Como você entende o termo “boardsports”? Skate pode se classificar na mesma categoria do surf ou do snowboard?

O Skate é rei! Skateboard é o centro de tudo.  À partir dele, giram as outras coisas. É isso que eu penso. Faz sentido pra você? (risos)

 

Como é sua condição física atual?

Eu não consigo mais andar de skate.  Se bato o tail no chão, o skate não sobe, não consigo dar um ollie. Minhas pernas não permitem isso. Além disso, não posso cair também. Não posso correr, não consigo pular, então fica realmente difícil. Então, andar de bike me faz sentir a mesma sensação do skate, de velocidade, vento, de ver as coisas numa velocidade diferente. É por isso que ando de bike. Se eu pudesse andar de skate, estaria andando direto. Andar de bike não foi uma “mudança”, ou algo assim. É simplesmente a minha realidade.

Apesar dessa limitação, você acha que sua recuperação física é sua maior conquista? Afinal, você ouviu que nunca mais iria poder sequer caminhar…

Você lida com a vida como ela vem pra você. A parte mais difícil é agora, é hoje. Ver todo o esforço que fiz durante à recuperação, e a realidade de que continuo sem andar de skate. A parte difícil é tomar consciência, e aceitar essa situação.

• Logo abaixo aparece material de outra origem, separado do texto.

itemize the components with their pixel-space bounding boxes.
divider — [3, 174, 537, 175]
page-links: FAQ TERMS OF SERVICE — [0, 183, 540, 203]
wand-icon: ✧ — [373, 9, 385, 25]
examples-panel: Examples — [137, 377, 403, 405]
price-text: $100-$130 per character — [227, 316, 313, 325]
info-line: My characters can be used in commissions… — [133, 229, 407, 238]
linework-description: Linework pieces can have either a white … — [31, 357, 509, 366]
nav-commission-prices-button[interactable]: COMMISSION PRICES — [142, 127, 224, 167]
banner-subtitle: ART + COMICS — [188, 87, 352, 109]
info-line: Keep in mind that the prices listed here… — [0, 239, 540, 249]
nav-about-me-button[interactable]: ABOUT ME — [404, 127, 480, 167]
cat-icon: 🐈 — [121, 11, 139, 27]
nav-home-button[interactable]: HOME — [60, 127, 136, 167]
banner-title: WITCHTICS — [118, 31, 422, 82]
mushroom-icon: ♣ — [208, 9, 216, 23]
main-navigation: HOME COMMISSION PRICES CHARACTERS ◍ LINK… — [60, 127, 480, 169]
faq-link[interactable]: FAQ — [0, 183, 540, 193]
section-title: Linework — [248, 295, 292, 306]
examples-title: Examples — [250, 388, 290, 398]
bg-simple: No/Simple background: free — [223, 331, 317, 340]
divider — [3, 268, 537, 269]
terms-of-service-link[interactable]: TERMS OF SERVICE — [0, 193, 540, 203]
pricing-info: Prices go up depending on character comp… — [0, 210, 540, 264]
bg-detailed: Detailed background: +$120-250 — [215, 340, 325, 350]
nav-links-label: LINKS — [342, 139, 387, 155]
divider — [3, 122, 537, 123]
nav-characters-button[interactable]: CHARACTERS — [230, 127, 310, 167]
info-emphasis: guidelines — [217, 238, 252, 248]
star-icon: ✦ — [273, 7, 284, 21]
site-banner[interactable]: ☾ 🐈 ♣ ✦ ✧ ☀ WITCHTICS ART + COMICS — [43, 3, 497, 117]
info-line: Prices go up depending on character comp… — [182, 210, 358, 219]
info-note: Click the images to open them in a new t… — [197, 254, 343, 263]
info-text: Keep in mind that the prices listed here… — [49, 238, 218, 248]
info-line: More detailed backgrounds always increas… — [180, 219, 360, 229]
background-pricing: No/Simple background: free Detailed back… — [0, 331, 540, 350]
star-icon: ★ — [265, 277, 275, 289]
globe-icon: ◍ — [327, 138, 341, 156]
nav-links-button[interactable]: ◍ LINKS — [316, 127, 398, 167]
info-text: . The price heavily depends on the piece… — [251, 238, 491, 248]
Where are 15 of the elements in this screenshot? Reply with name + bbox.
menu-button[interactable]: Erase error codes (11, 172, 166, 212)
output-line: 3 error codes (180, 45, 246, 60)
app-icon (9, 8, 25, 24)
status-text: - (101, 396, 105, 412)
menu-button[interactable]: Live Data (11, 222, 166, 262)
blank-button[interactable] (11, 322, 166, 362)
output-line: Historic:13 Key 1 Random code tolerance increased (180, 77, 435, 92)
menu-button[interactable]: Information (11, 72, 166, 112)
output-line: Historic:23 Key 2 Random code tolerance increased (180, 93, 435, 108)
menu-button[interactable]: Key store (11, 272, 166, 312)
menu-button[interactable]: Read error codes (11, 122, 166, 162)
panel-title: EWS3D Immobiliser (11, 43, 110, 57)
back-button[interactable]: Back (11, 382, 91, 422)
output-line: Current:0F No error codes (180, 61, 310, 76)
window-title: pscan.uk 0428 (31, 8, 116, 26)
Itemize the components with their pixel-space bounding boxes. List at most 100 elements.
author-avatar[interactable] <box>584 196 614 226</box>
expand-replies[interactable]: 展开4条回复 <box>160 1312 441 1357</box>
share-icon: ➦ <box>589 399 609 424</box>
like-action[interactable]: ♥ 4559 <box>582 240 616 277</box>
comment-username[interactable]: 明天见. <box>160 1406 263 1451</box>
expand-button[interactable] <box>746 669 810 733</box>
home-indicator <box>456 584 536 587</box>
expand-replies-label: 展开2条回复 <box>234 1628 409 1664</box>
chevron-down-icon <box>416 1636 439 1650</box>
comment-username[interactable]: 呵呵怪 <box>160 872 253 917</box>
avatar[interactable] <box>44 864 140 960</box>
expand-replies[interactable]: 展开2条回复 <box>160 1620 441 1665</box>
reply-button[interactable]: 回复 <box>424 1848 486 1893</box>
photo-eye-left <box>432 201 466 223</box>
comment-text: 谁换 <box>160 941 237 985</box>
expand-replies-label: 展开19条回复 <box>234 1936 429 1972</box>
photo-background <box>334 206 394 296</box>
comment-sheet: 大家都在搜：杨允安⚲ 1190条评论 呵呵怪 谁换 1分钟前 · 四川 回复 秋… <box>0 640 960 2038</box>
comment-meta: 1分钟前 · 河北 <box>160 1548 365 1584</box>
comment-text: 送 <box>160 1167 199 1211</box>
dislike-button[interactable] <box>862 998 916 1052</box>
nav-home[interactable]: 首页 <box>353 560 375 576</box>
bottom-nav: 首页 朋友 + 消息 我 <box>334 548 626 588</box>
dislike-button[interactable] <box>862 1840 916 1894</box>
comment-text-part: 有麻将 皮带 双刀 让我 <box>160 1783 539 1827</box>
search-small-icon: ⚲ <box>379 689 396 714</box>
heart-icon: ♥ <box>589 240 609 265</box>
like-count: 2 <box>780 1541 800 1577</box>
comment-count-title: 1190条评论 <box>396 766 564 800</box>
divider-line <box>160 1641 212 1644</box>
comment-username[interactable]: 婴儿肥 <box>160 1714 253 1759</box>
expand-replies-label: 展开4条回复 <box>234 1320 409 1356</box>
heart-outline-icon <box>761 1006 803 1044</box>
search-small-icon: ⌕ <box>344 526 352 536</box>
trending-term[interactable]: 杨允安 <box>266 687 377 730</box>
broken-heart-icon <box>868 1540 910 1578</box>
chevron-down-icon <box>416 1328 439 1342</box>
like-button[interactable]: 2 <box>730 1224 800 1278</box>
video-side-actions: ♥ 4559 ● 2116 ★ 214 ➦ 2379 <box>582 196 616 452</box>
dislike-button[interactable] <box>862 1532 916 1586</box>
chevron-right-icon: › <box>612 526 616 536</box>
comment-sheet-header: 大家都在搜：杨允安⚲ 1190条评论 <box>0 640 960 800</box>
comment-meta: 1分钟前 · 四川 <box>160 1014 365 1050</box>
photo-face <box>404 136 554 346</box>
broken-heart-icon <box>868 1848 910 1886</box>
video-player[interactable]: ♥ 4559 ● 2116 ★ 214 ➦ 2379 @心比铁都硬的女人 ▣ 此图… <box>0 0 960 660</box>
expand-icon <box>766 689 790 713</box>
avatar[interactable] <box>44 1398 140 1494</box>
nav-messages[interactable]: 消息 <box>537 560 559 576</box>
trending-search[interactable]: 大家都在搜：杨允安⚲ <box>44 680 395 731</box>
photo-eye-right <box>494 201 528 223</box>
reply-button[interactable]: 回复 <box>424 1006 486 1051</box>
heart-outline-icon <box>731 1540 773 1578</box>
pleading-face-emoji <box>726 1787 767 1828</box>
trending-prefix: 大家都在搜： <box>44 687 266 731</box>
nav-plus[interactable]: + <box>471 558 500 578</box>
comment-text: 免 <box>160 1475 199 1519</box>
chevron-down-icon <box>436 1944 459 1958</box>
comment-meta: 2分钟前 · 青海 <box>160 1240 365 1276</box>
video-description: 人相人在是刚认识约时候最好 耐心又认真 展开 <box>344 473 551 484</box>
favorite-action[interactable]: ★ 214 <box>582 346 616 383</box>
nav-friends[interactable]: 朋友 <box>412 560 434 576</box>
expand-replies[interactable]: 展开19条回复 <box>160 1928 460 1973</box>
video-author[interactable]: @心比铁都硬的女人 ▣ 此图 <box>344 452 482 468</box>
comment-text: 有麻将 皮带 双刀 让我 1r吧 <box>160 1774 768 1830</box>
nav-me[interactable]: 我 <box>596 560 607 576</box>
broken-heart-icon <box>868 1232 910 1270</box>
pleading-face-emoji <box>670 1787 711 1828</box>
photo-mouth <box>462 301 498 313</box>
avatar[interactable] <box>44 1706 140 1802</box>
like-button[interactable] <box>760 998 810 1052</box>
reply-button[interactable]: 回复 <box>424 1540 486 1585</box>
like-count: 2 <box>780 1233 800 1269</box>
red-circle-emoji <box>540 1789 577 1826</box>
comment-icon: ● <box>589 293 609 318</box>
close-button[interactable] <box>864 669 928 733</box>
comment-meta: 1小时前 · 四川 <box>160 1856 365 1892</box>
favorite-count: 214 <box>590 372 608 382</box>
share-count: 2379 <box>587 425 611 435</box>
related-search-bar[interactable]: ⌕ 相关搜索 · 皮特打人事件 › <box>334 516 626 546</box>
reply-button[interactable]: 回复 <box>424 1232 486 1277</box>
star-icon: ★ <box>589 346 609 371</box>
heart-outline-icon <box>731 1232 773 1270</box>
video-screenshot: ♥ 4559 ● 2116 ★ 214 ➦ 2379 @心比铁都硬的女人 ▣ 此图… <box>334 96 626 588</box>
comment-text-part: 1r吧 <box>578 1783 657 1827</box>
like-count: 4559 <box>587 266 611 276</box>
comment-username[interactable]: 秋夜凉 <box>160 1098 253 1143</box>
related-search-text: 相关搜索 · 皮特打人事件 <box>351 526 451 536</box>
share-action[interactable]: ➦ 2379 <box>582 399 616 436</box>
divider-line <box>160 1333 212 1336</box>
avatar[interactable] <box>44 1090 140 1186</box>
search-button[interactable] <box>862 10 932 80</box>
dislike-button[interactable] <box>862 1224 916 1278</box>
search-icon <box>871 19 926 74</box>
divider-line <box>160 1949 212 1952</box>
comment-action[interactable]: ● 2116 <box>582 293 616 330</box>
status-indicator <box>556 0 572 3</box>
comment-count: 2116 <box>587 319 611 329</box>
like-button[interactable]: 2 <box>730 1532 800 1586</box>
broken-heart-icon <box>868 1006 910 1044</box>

Você viveu o início dos anos 90, com todas aquelas mudanças no skate. Como se lembra daquela época?

Como uma época em que estava bem e fazendo aquilo que amo. Fazer parte daquilo foi perfeito, tenho muitas lembranças daquela época. As rodas eram tão pequenas! (risos) E com as rodas pequenas tudo era mais difícil: era difícil para pegar velocidade, para dar manobras, etc. Era uma época estranha. Os shapes eram muito estranhos… Era tudo muito diferente. Mas de repente começou a melhorar, o skate voltou a ser veloz e fomos em frente. Mas foi necessário passar por aquela fase. E tenho orgulho disso.